Pahtodawgyi Pagoda Travel Information

 
 

Pahtodawgyi Pagoda Description:

From the western banks of the Irrawaddy River, the Pahtodawgyi Pagoda looks like a rugged hill rising sharply from a thick copse of trees.

Pahtodawgyi Pagoda was started in 1790 but never finished. King Bodawpaya ruled the region from 1782 to 1819, and was known as an eccentric ruler with extravagant tastes. Having crushed the western Kingdom of Mrauk U, King Bodawpaya focused his newly found wealth and man power (in the form of some 20,000 slaves taken as captives from the sacked kingdom) on building a series of massive structures across the Irrawaddy River from Amarapura.

Had it been completed, the Pahtodawgyi Pagoda would have been the world’s tallest pagoda at a height of almost 500 feet, but only the first third of the structure was finished before the king’s death.

Local legends say that King Bodawpaya’s monumental construction project was beginning to take a heavy toll on the local population as well as the thousands of slaves working on the structure. Hoping to prey on the ruler’s superstitious nature, an astrologer concocted a false prophecy predicting the king would die at the completion of the monument. Hoping to avoid fulfilment of the astrologer’s divinations, King Bodawpaya called a halt to the construction project.

King Bodawpaya had a 90 ton bronze bell cast to match the massive stupa’s grandeur. The Mingun Bell is thought to be one of the world’s largest working bells, and the casting process took almost two full years to complete. The bell is hung in a small shrine near the Pahtodawgyi Pagoda.

Best Time to Visit Pahtodawgyi Pagoda:

The best weather in Central Myanmar is during the dry season that runs from November to May. Starting in June and running through October, the region is increasingly likely to see showers in the mornings and early afternoons, but the extra moisture helps revive the area’s forests after the dry season.

How to get to Pahtodawgyi Pagoda:

The Pahtodawgyi Pagoda lies just across the Irrawaddy River from the town of Mandalay. Once reaching Mandalay via direct flight Yangon, guests on our luxury tours of Myanmar can explore the western bank of the river and the Pahtodawgyi Pagoda by taking a quick ferry across the water.

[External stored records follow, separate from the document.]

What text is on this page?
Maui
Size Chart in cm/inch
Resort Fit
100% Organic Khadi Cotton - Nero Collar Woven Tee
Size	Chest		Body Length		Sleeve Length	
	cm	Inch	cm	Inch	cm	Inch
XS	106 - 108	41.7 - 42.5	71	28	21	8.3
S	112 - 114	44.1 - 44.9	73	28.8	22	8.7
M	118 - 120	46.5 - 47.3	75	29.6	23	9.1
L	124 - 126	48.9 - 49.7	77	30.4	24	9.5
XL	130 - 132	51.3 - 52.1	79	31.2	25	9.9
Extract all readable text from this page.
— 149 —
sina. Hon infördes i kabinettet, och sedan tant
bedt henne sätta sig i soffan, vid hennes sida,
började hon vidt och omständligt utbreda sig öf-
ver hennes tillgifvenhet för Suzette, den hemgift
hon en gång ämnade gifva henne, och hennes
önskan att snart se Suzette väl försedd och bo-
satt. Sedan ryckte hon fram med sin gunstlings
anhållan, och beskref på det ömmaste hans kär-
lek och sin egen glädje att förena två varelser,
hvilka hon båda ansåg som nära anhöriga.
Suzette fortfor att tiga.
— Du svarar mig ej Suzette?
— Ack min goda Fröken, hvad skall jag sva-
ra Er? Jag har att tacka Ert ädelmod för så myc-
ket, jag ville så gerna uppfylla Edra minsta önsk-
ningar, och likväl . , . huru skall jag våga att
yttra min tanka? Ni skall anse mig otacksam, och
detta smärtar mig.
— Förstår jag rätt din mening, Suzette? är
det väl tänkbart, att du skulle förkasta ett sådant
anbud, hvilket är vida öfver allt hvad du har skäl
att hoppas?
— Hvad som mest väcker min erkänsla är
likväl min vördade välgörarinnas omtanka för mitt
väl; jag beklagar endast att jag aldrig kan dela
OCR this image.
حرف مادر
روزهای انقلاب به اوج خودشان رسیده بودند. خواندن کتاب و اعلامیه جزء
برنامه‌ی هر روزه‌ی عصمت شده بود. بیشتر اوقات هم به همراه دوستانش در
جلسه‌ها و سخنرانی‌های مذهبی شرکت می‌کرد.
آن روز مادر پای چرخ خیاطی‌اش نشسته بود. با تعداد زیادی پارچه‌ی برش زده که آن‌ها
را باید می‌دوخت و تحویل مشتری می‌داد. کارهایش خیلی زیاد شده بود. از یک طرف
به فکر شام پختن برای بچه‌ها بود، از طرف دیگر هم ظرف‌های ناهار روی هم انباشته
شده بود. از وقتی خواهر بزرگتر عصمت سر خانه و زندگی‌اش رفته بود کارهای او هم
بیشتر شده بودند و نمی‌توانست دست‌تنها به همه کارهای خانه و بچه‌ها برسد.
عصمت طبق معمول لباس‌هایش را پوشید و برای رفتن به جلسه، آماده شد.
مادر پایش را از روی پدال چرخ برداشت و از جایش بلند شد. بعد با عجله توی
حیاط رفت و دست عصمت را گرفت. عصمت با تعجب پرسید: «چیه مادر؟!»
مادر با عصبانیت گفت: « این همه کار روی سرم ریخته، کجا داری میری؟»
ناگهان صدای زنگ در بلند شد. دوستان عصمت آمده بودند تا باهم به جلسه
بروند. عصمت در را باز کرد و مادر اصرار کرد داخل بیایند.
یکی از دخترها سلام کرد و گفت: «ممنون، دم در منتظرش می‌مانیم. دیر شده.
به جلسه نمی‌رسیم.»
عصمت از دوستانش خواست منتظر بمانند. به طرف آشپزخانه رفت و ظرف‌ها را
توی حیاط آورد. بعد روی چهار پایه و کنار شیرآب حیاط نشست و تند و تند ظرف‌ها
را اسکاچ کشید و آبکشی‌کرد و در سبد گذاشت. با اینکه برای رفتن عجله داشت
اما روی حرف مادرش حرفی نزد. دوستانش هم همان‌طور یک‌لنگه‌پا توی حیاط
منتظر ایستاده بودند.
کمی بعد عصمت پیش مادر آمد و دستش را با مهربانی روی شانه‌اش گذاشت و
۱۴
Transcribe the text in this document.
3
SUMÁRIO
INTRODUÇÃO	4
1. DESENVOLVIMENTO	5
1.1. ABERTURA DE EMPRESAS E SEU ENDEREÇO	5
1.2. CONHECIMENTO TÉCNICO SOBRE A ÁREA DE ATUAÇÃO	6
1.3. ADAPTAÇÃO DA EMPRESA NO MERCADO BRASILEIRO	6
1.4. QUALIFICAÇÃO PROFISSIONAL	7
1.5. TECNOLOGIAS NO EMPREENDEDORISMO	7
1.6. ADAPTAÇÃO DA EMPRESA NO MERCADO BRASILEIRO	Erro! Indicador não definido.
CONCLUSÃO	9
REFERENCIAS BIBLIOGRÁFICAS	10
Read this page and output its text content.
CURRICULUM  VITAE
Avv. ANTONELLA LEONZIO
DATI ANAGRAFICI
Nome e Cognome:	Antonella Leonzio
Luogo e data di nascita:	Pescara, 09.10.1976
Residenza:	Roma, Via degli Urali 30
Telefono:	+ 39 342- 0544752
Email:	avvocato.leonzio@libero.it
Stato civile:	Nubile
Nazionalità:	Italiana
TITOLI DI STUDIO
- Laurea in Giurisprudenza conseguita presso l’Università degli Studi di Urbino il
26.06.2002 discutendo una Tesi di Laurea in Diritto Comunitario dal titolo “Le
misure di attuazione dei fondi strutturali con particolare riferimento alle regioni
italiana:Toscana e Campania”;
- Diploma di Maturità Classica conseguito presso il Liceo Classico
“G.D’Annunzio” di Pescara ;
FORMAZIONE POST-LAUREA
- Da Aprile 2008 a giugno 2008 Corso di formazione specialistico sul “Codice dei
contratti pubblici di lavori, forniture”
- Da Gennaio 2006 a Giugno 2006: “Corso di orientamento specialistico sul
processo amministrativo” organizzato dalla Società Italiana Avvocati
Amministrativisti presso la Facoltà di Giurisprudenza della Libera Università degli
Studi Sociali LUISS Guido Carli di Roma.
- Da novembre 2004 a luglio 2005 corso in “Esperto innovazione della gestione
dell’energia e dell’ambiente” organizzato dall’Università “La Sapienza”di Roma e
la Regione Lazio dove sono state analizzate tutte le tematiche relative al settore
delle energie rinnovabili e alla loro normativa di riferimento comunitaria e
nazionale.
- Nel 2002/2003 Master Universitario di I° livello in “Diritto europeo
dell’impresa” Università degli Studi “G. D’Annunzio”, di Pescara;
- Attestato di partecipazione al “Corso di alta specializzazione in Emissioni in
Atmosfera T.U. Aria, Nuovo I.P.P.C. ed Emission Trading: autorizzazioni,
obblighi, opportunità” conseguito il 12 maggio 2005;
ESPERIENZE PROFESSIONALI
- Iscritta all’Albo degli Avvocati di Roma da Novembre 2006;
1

Pahtodawgyi Pagoda Highlights:

Though an earthquake in the late 19th century left the Pahtodawgyi Pagoda in particularly poor shape, it’s still a striking sight well worth the trip across the river. The top can be reached by a series of steep steps, and the monument’s roof offers stunning views of the surrounding area.

Appropriate Attire:

Pahtodawgyi Pagoda is an active Buddhist monastery and shrine despite its structural damage. Guests should dress in conservative clothes that cover shoulders, arms, and knees in keeping with Buddhist traditions of modesty.